Sunday, September 14, 2014

Variables

My section is of the opinion that we need a new acronym.  MERPS for now.

After Monday's enthusiasm, Wednesday's results were not what I expected.  We had 4 groups, 2 at small whiteboards and 2 with paper and stickies.  I had and offered plenty of supplies.  On Wednesday, I kept the introductory comments super-brief and let the groups re-form, with no instructions except to continue until 3:35 when the groups will informally present their findings.
Things started off well enough with all 4 groups reviewing where tiny left off, adding either more variables or connections. So far, so good,  I heard on group talking about and triangulating their or their friends' experience with Catholic School with the Wes' experiences in inner-city public schools,  Riverdale academy and Valley Forge.

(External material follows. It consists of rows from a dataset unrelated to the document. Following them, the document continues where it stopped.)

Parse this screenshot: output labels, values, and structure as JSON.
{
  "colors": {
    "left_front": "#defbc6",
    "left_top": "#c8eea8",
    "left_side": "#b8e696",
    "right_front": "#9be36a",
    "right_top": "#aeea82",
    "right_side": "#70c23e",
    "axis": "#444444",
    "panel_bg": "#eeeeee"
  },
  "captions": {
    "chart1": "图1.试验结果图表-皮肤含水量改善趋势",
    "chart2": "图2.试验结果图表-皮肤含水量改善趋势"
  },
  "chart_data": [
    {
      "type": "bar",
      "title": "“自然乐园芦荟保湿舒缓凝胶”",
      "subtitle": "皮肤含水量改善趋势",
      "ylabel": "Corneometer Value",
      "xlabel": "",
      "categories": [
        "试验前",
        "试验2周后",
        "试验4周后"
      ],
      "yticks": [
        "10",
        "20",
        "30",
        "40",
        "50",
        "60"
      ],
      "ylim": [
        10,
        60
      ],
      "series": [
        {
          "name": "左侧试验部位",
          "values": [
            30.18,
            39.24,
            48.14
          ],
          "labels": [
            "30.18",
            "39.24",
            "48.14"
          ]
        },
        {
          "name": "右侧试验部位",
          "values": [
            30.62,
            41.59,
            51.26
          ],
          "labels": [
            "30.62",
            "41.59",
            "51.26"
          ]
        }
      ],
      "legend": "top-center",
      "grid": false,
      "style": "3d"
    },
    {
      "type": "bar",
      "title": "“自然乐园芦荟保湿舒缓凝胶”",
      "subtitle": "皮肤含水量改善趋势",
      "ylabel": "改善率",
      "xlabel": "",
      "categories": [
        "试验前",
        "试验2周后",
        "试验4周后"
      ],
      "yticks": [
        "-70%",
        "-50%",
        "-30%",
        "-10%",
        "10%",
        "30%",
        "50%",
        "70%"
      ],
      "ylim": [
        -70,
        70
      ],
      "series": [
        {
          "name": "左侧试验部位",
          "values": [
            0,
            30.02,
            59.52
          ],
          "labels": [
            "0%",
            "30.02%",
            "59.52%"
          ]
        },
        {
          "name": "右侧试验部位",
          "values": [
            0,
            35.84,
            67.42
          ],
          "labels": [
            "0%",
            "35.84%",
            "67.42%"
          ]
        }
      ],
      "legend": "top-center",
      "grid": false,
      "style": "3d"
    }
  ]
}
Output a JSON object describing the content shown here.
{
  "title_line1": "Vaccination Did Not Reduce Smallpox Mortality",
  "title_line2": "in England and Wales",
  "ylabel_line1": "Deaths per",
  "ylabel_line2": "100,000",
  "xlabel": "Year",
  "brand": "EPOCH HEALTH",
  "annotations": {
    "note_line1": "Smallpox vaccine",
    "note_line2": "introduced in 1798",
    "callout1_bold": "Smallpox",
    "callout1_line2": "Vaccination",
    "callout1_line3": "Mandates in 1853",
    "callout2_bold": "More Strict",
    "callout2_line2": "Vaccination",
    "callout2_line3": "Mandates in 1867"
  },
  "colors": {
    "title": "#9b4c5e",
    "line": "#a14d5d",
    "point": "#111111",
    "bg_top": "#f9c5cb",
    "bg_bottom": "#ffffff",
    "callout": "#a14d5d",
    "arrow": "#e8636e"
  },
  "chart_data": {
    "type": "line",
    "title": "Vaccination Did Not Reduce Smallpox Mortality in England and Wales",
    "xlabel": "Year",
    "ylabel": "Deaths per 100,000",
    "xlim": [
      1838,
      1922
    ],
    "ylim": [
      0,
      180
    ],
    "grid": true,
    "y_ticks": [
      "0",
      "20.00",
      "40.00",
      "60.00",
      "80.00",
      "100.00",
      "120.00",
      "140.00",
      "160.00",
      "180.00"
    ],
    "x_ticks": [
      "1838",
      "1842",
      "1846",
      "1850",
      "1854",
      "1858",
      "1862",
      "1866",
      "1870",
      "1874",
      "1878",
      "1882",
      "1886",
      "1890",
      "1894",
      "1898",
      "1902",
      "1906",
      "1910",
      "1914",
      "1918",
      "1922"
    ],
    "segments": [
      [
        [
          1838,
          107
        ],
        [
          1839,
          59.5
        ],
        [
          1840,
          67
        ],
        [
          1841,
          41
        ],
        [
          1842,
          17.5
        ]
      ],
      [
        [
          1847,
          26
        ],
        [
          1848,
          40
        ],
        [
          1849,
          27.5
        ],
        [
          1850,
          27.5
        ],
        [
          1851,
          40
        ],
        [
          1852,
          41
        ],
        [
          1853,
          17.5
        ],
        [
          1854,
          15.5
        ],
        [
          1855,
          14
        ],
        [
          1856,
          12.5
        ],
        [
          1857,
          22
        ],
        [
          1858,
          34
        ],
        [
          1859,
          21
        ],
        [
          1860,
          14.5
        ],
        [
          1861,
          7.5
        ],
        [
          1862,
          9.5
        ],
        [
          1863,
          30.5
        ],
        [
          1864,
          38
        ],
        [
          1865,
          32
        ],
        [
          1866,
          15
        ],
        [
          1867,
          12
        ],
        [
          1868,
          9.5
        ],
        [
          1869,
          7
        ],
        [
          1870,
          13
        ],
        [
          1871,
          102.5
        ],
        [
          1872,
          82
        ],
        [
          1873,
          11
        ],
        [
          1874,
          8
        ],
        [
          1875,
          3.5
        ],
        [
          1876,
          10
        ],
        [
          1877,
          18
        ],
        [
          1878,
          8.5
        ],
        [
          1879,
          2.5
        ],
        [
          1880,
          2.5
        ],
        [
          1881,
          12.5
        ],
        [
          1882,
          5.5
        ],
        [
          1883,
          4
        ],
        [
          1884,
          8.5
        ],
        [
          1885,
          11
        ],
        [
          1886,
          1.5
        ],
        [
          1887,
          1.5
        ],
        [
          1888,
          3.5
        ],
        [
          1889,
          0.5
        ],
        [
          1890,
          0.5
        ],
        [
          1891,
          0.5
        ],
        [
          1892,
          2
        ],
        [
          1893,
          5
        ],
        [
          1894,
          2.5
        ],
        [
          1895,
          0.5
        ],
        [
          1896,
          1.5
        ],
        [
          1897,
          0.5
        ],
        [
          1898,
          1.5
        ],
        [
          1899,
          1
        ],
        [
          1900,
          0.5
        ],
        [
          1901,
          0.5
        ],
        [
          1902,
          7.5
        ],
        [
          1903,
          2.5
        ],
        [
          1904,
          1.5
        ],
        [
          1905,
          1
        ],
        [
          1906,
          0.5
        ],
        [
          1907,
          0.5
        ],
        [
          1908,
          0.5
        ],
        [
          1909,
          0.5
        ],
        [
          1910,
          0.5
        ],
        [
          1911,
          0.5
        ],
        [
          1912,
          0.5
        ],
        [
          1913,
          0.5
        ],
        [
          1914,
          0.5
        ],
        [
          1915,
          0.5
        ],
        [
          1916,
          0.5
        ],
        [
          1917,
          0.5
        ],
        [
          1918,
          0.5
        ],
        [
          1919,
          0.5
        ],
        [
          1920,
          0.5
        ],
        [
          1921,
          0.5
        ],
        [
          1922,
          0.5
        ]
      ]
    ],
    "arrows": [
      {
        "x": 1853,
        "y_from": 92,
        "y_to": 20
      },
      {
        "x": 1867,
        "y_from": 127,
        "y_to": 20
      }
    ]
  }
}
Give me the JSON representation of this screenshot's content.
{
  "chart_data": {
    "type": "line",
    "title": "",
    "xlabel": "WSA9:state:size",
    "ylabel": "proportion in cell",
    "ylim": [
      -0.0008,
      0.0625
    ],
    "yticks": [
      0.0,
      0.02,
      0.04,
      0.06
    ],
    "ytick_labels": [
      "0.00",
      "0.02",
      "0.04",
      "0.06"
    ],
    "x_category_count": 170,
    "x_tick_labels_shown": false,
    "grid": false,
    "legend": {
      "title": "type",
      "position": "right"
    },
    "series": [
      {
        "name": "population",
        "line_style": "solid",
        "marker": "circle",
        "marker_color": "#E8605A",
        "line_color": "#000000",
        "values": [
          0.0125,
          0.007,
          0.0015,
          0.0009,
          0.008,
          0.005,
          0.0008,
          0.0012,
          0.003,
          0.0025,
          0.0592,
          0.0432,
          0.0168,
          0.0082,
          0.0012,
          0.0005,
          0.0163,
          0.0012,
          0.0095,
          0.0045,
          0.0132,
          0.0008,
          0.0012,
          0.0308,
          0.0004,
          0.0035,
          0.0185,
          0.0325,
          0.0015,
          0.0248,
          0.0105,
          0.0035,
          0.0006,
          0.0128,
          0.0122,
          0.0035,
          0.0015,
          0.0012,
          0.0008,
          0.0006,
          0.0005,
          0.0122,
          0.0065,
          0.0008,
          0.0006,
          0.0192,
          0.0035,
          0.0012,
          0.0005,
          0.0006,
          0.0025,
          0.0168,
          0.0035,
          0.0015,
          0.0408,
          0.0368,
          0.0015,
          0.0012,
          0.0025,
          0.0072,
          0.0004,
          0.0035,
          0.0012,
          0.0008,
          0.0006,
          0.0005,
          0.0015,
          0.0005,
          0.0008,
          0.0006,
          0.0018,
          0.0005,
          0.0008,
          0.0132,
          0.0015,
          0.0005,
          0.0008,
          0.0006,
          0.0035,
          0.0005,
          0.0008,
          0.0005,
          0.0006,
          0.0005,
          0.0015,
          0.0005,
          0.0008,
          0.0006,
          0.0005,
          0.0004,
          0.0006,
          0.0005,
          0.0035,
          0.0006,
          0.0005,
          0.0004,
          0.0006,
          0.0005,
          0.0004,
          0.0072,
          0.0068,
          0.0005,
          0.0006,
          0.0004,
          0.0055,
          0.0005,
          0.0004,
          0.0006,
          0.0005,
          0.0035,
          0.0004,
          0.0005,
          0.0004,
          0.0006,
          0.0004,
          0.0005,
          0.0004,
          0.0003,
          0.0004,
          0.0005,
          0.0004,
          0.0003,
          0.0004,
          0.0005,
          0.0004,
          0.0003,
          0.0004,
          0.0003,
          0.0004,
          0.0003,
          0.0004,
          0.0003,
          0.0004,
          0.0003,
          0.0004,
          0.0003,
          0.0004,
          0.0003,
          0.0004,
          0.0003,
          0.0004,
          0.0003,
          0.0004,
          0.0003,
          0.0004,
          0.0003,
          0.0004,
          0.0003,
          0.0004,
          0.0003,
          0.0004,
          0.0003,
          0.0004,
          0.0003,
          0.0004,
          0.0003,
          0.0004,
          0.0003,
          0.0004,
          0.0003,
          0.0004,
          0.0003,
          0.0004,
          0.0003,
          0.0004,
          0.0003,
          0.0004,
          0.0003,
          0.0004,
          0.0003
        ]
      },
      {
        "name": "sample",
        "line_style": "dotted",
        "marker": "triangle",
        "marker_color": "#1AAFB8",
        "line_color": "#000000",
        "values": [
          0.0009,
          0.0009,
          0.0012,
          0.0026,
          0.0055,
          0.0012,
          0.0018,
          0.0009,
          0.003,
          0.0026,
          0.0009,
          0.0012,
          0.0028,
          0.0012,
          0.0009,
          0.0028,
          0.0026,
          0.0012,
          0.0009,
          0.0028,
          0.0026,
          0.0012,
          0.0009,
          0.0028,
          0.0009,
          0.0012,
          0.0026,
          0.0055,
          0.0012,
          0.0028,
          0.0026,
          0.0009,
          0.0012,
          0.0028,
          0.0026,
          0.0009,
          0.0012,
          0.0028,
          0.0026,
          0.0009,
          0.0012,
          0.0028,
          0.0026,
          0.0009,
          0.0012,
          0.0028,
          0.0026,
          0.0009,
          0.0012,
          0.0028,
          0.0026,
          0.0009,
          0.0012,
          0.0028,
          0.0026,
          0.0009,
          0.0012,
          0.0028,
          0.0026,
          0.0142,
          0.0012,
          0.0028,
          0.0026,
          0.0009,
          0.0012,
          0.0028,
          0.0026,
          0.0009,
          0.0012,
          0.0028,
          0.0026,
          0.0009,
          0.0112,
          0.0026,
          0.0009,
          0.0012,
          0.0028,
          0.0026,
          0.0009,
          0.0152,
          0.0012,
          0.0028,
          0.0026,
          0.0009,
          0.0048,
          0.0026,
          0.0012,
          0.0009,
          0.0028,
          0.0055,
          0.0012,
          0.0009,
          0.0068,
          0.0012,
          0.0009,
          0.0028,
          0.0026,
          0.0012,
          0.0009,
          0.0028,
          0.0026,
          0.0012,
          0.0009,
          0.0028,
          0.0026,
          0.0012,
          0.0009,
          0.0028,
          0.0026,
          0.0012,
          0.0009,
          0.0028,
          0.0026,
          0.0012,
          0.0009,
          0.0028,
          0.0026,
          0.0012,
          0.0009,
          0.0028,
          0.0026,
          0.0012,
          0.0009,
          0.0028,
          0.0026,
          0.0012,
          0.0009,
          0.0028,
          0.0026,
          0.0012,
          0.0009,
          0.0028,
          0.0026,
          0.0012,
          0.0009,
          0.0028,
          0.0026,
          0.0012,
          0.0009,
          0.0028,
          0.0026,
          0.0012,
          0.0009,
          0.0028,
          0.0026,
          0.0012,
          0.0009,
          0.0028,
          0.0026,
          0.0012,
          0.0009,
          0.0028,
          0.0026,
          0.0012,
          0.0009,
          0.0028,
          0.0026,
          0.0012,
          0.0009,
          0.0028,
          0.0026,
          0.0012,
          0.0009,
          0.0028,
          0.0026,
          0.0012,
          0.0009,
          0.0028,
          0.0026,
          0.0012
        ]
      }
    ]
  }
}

 At anywhere from 3 to 10 variables, the groups seemed to run out of steam,  Molly and I both visited all teams and made suggestions.  I called a couple of time-outs, once to suggest going through their annotations in the book and another to suggest looking for contributing factors to branch off the variables they had.  With the exception of the team that asked how to handle the different reasons for "no father figure," the suggestions seemed to fall on deaf ears.  The groups stayed together, but the conversation appeared to turn off-topic. The big all-guy group and one at the smaller all-girl groups had a couple of people who appeared to be on the periphery, not part of the main conversation.

At 3:35, we started the reports, with two groups vying to go first,  I heard some good explanations of the groups' reasoning for their classifications and connections.  The reports took the full fifteen minutes.  Another adjustment for the students to make is that their written artifacts are for THEM, not ME,  I had to loudly insist, for the second time that week, that the paper-and-stickie groups take their maps with them.  I expect to need to reinforce this again when we do Phase II prep on Friday.  

This exercise seemed like fertile ground for an AAR.  I struck with my plan on Friday for 20-25 minutes each of PSP discussion and pre-writing, then the AAR.  I connected the two topics with the question, "how many factors influenced who YOU are up to this point?"  The group readily agreed there were thousands to an infinite number. "So,"  I asked, "why only 5-10 for both Wes's lives?"  Answers ranged from only knew what was in the book, to need to prioritize among so many.  I asked, based on the huddle discussion, it any thing seemed uncomfortable or awkward.  Got some silence, Molly re-asked. One student said no and the others very quickly agreed.  We will need to return to this question, I'm sure.  While two groups included economic class in their variables, none included race, so that conversation will come.

In my pre-AAR preparation, I had quite a variety of variables as to why there were so few Wes variables.  These ranged from mid-week slump to avoidance of uncomfortable subjects to inexperience with complex problems leading to a desire to oversimplify.  I also noticed that the groups tended to generate variables one at a time, then go over the category and connections for each variable.  Mixing analysis and idea generation usually isn't a good idea.  I asked whether re-framing the task as "generate as many variables as you can" would lead to more variety of variables, then the process of classifying and connecting can happen.  I expect to have the chance to try this on Friday during Phase II prep.